Verify it never overflows:
```bash
npm run test:budget
# 5 passed, 0 failed
```
## Quick start
```bash
# 1. install Worker deps and run locally
npm install
npm run dev
# 2. quick local sanity check — you should see X-Internal-Links populated
curl -sI http://127.0.0.1:8787/ | grep -i x-internal
# 3. deploy to Cloudflare (uses your wrangler login)
npm run deploy
# 4. run a 100-URL header probe against the deployed site
python3 -m pip install 'httpx[http2]'
python3 scripts/probe_100.py \
--base-url https://your-domain.example.com \
--count 100 \
--concurrency 16 \
--out-dir reports/probe-100
```
## Building and running the Rust crawler
```bash
cd rust-probe
cargo build --release
./target/release/header-probe \
--base-url https://your-domain.example.com \
--requests 70000 \
--concurrency 800 \
--timeout 30 \
--out-dir reports/full-run
```
It seeds the queue from `/sitemap.xml`, makes a single GET per URL, and reads only the `X-Internal-Links` header. On the demo site (`data.stateglobe.com`, 65k pages) the warm-cache run completes in **1m 39s at ~660 req/s** (peaks ~970 req/s).
## Generating SEO insights from a crawl
After a crawl writes `seo-header-summary.json`, run:
```bash
python3 scripts/seo_insights.py \
--input reports/full-run/seo-header-summary.json \
--out-dir reports/full-run/insights
```
You get:
- `seo-insights.md` (human-readable: hubs, orphans, dead-ends, click depth, clusters, equity Gini, payload risk, anomalies)
- `seo-insights.json` (machine-readable)
- `recrawl-list.txt` (URLs whose header was missing this run — re-crawl these to clean the dataset)
## Production warning — read this before shipping it
**This is an experiment.** If you do this wrong, you can break your own site. Specifically:
1. **HTTP response header size limits are real and vary by server / CDN.** The combined size of all response headers must fit under your origin's limit (Cloudflare default ~16 KB, many origins enforce 8 KB or less).

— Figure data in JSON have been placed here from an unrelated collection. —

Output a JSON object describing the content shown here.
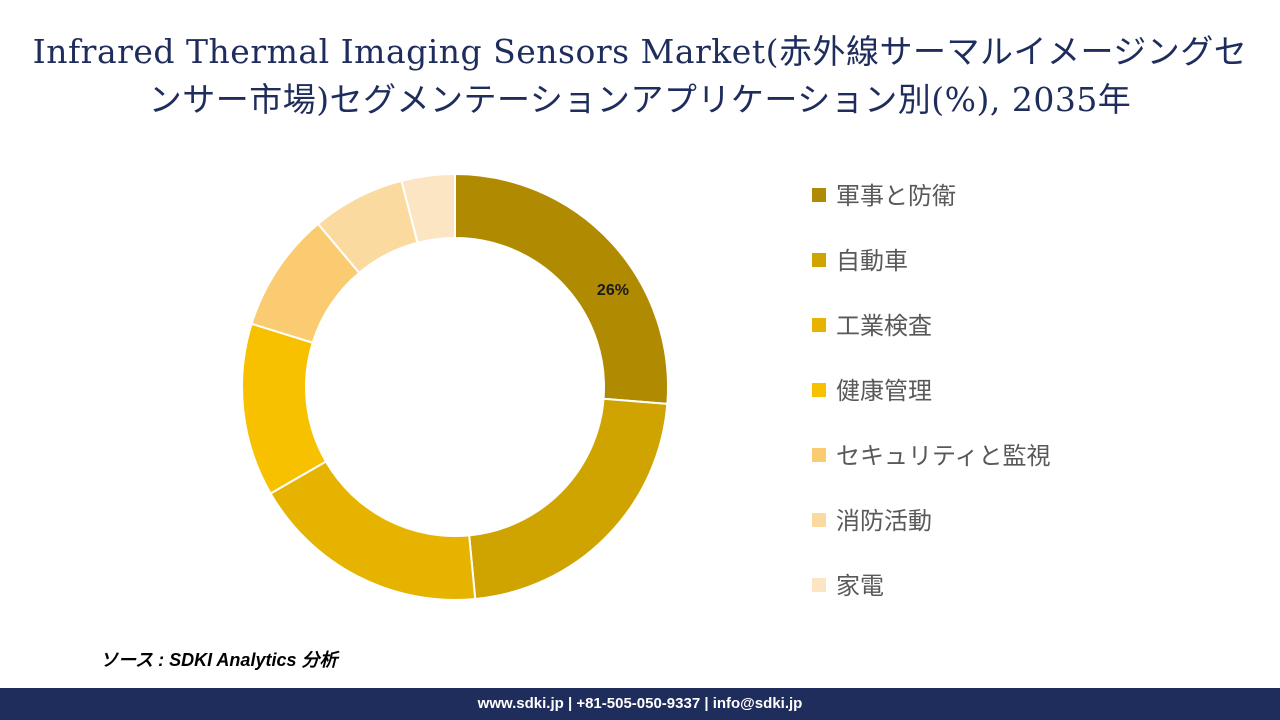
{
  "title": "Infrared Thermal Imaging Sensors Market(赤外線サーマルイメージングセンサー市場)セグメンテーションアプリケーション別(%), 2035年",
  "source": "ソース : SDKI Analytics 分析",
  "footer": "www.sdki.jp | +81-505-050-9337 | info@sdki.jp",
  "chart_data": {
    "type": "pie",
    "donut": true,
    "title": "Infrared Thermal Imaging Sensors Market(赤外線サーマルイメージングセンサー市場)セグメンテーションアプリケーション別(%), 2035年",
    "legend_position": "right",
    "categories": [
      "軍事と防衛",
      "自動車",
      "工業検査",
      "健康管理",
      "セキュリティと監視",
      "消防活動",
      "家電"
    ],
    "values": [
      26,
      22,
      18,
      13,
      9,
      7,
      4
    ],
    "unit": "%",
    "data_labels": [
      "26%",
      "",
      "",
      "",
      "",
      "",
      ""
    ],
    "colors": [
      "#B08A00",
      "#CFA300",
      "#E5B300",
      "#F7C100",
      "#FACB70",
      "#FBDAA0",
      "#FCE5C3"
    ]
  }
}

If you push too much JSON into too many custom headers, the origin will return a `5xx` to real users, not just to crawlers.
2. **High-link or deep-heading hub pages are the danger zone.** A homepage with 200+ links and a long heading map can easily blow past 16 KB. Test every hub.

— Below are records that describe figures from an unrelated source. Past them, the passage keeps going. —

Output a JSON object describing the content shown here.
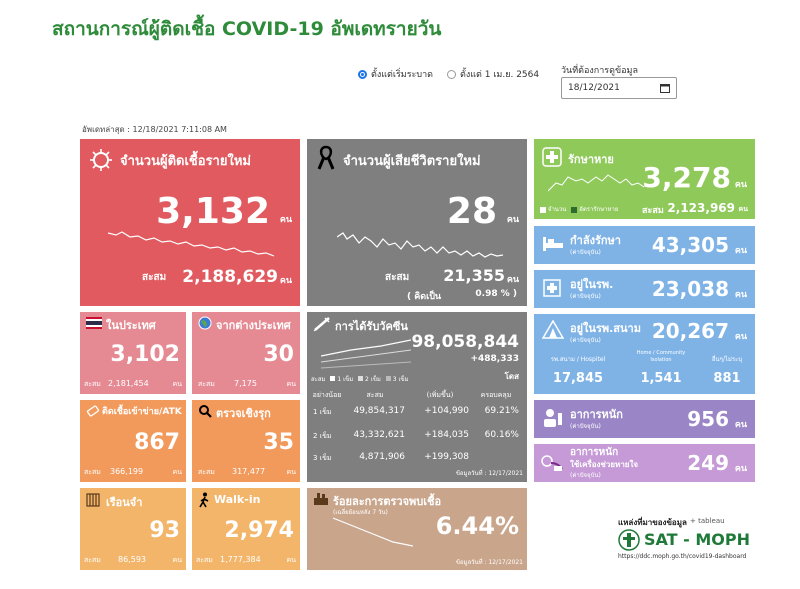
{
  "header": {
    "title": "สถานการณ์ผู้ติดเชื้อ COVID-19 อัพเดทรายวัน",
    "radio_since_start": "ตั้งแต่เริ่มระบาด",
    "radio_since_april": "ตั้งแต่ 1 เม.ย. 2564",
    "date_label": "วันที่ต้องการดูข้อมูล",
    "date_value": "18/12/2021",
    "updated": "อัพเดทล่าสุด : 12/18/2021 7:11:08 AM"
  },
  "new_cases": {
    "label": "จำนวนผู้ติดเชื้อรายใหม่",
    "value": "3,132",
    "unit": "คน",
    "total_label": "สะสม",
    "total": "2,188,629",
    "total_unit": "คน"
  },
  "new_deaths": {
    "label": "จำนวนผู้เสียชีวิตรายใหม่",
    "value": "28",
    "unit": "คน",
    "total_label": "สะสม",
    "total": "21,355",
    "total_unit": "คน",
    "pct_label": "( คิดเป็น",
    "pct": "0.98 % )"
  },
  "recovered": {
    "label": "รักษาหาย",
    "value": "3,278",
    "unit": "คน",
    "legend_daily": "จำนวน",
    "legend_avg": "อัตรารักษาหาย",
    "total_label": "สะสม",
    "total": "2,123,969",
    "total_unit": "คน"
  },
  "treating": {
    "label": "กำลังรักษา",
    "sub": "(ค่าปัจจุบัน)",
    "value": "43,305",
    "unit": "คน"
  },
  "in_hospital": {
    "label": "อยู่ในรพ.",
    "sub": "(ค่าปัจจุบัน)",
    "value": "23,038",
    "unit": "คน"
  },
  "field_hospital": {
    "label": "อยู่ในรพ.สนาม",
    "sub": "(ค่าปัจจุบัน)",
    "value": "20,267",
    "unit": "คน",
    "col1_label": "รพ.สนาม / Hospitel",
    "col1": "17,845",
    "col2_label": "Home / Community Isolation",
    "col2": "1,541",
    "col3_label": "อื่นๆ/ไม่ระบุ",
    "col3": "881"
  },
  "severe": {
    "label": "อาการหนัก",
    "sub": "(ค่าปัจจุบัน)",
    "value": "956",
    "unit": "คน"
  },
  "ventilator": {
    "label": "อาการหนัก",
    "label2": "ใช้เครื่องช่วยหายใจ",
    "sub": "(ค่าปัจจุบัน)",
    "value": "249",
    "unit": "คน"
  },
  "domestic": {
    "label": "ในประเทศ",
    "value": "3,102",
    "total_label": "สะสม",
    "total": "2,181,454",
    "total_unit": "คน"
  },
  "abroad": {
    "label": "จากต่างประเทศ",
    "value": "30",
    "total_label": "สะสม",
    "total": "7,175",
    "total_unit": "คน"
  },
  "prison": {
    "label": "ติดเชื้อเข้าข่าย/ATK",
    "value": "867",
    "total_label": "สะสม",
    "total": "366,199",
    "total_unit": "คน"
  },
  "proactive": {
    "label": "ตรวจเชิงรุก",
    "value": "35",
    "total_label": "สะสม",
    "total": "317,477",
    "total_unit": "คน"
  },
  "jail": {
    "label": "เรือนจำ",
    "value": "93",
    "total_label": "สะสม",
    "total": "86,593",
    "total_unit": "คน"
  },
  "walkin": {
    "label": "Walk-in",
    "value": "2,974",
    "total_label": "สะสม",
    "total": "1,777,384",
    "total_unit": "คน"
  },
  "vaccine": {
    "label": "การได้รับวัคซีน",
    "value": "98,058,844",
    "delta": "+488,333",
    "unit": "โดส",
    "legend": [
      "สะสม",
      "1 เข็ม",
      "2 เข็ม",
      "3 เข็ม"
    ],
    "headers": [
      "อย่างน้อย",
      "สะสม",
      "(เพิ่มขึ้น)",
      "ครอบคลุม"
    ],
    "rows": [
      {
        "dose": "1 เข็ม",
        "total": "49,854,317",
        "inc": "+104,990",
        "pct": "69.21%"
      },
      {
        "dose": "2 เข็ม",
        "total": "43,332,621",
        "inc": "+184,035",
        "pct": "60.16%"
      },
      {
        "dose": "3 เข็ม",
        "total": "4,871,906",
        "inc": "+199,308",
        "pct": ""
      }
    ],
    "asof": "ข้อมูลวันที่ : 12/17/2021"
  },
  "positivity": {
    "label": "ร้อยละการตรวจพบเชื้อ",
    "sub": "(เฉลี่ยย้อนหลัง 7 วัน)",
    "value": "6.44%",
    "asof": "ข้อมูลวันที่ : 12/17/2021"
  },
  "source": {
    "label": "แหล่งที่มาของข้อมูล",
    "tableau": "+ tableau",
    "brand": "SAT - MOPH",
    "url": "https://ddc.moph.go.th/covid19-dashboard"
  },
  "colors": {
    "red": "#e05a60",
    "gray": "#7f7f7f",
    "green": "#8fc95a",
    "blue": "#7fb3e6",
    "pink": "#e58a93",
    "orange": "#f29a5c",
    "sand": "#f2b56a",
    "tan": "#c9a58c",
    "purple": "#9a86c6",
    "lavender": "#c59ad6"
  }
}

3. **Always cap the payload defensively.** Implement a hard byte limit (e.g. 6 KB per header, 12 KB combined) and gracefully truncate or omit the header when over budget. Better to ship 50 of 200 links than to 500 the page.

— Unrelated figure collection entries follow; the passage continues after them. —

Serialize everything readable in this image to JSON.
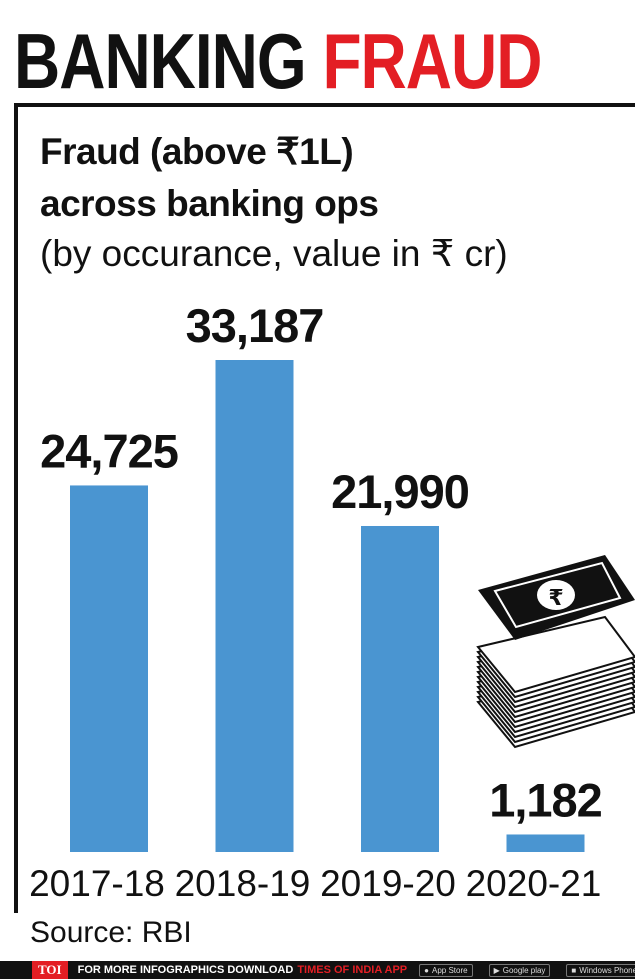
{
  "headline": {
    "part1": "BANKING",
    "part2": "FRAUD"
  },
  "subtitle": {
    "line1": "Fraud (above ₹1L)",
    "line2": "across banking ops",
    "line3": "(by occurance, value in ₹ cr)"
  },
  "source": "Source: RBI",
  "footer": {
    "brand": "TOI",
    "text": "FOR MORE  INFOGRAPHICS DOWNLOAD",
    "app": "TIMES OF INDIA  APP",
    "badges": [
      "App Store",
      "Google play",
      "Windows Phone"
    ]
  },
  "colors": {
    "bar": "#4a95d1",
    "accent": "#e31e24",
    "text": "#111111"
  },
  "icons": {
    "decoration": "cash-stack-icon"
  },
  "chart_data": {
    "type": "bar",
    "title": "Fraud (above ₹1L) across banking ops",
    "subtitle": "(by occurance, value in ₹ cr)",
    "categories": [
      "2017-18",
      "2018-19",
      "2019-20",
      "2020-21"
    ],
    "values": [
      24725,
      33187,
      21990,
      1182
    ],
    "value_labels": [
      "24,725",
      "33,187",
      "21,990",
      "1,182"
    ],
    "ylim": [
      0,
      33187
    ],
    "grid": false,
    "legend": "none"
  }
}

4. **Cache it at the edge.** The first crawl will hit your Worker for every URL (slow). Cache the response with `caches.default.put` and a sane `Cache-Control`, then purge once when the header shape changes.
5. **Do not roll this out without your dev team.** Especially in enterprise. This touches your CDN config, your origin response-header budget, and your bot-handling rules. Coordinate with platform/SRE and SEO together. Run it on a small subset of pages first, monitor 5xx rates, and roll forward only after a clean staging run.
6. **Scope this to sites you own.** It's a publishing technique for site owners, not a bypass tool for someone else's WAF.